Apps aim to curb food waste
Companies say connecting buyers with uneaten edibles also combats climate change
Every Sunday at 2 p.m., Marisela Godinez, the owner of El Meson Tequileria, a Mexican restaurant in Austin, Texas, used to fill a 12-gallon bucket, plus another half-bucket, with leftover food from the restaurant’s all-you-can-eat brunch buffet. “We threw out a lot of food,” she said.
But a few months ago, Godinez signed up to use an app called Too Good To Go. Now 10 customers pick up “surprise bags” of her leftovers for $5.99 each, and she sends far fewer scraps to the landfill or compost.
Around the country, apps that connect customers to businesses with leftover food have begun to spread. The concept is simple: Restaurants and grocery stores throw away huge amounts of food every day. Rather than trash it, apps such as Too Good To Go and Flashfood help businesses sell it at a reduced price. They claim that the businesses and buyers are helping the environment because the food would otherwise become food waste, a big contributor to climate change.
The apps, which make money by taking a portion of each sale, promote themselves with language that sounds more like a call to arms. “Fight against food waste,” reads the Flashfood description. The Too Good To Go promo calls users “food waste warriors.”
Food production is a major contributor to greenhouse gas emissions, accounting for between one-quarter and one-third of global emissions. Each step of the process releases carbon dioxide, methane and other planet-warming gases. When the food is wasted, so are those emissions. In addition, once unused food reaches landfills, it decomposes and releases more methane.
Launched in Toronto about a half-decade ago, Flashfood works with more than 1,400 supermarkets in the United States and Canada, including large chains like Meijer, Giant and SpartanNash stores. When food is nearing its expiration date, rather than throwing it out, retailers can scan products into the Flashfood system to be sold at about half price. Customers can browse the items through the app, purchase them and pick them up at a local store.

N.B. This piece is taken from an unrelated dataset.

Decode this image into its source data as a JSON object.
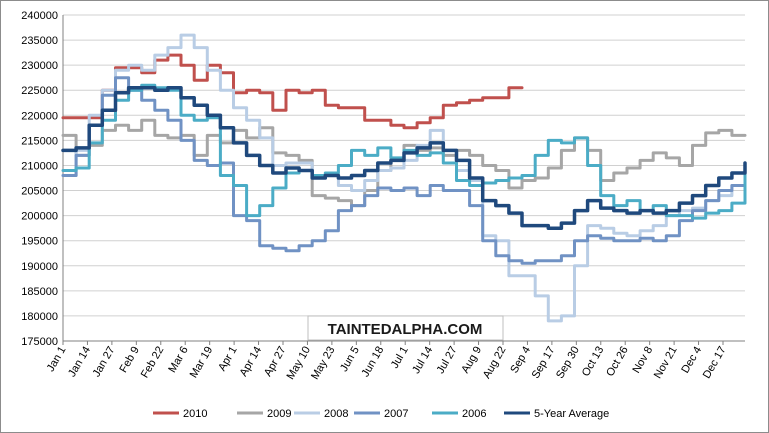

Flashfood takes a 25% cut.
Josh Domingues, the company’s founder and CEO, acknowledged that he had recreated the clearance rack on people’s phones, but he said the presentation was key. “This food is not segregated in the back corner, that, like, almost makes you feel smaller for going to pick through,” he said. Instead, blue branded fridges sit in the front of grocery stores with signs encouraging people to help fight food waste.
Too Good To Go has tried to gamify buying leftover food. In the United States, customers in 12 cities can browse restaurants and stores, then reserve “surprise bags” that typically cost about $4 to $6 and contain food that would have been originally priced at roughly three times that amount. The bags can be picked up within a certain time window. Too Good To Go takes $1.79 per bag and charges partners an annual fee of $89.
Too Good To Go is more
popular in Europe, where it operates in 15 countries and has partnerships with international chains including Starbucks, Pret a Manger and Costa Coffee. In the United States, the company said it is continuing to expand and is currently piloting partnerships with Safeway and Panera.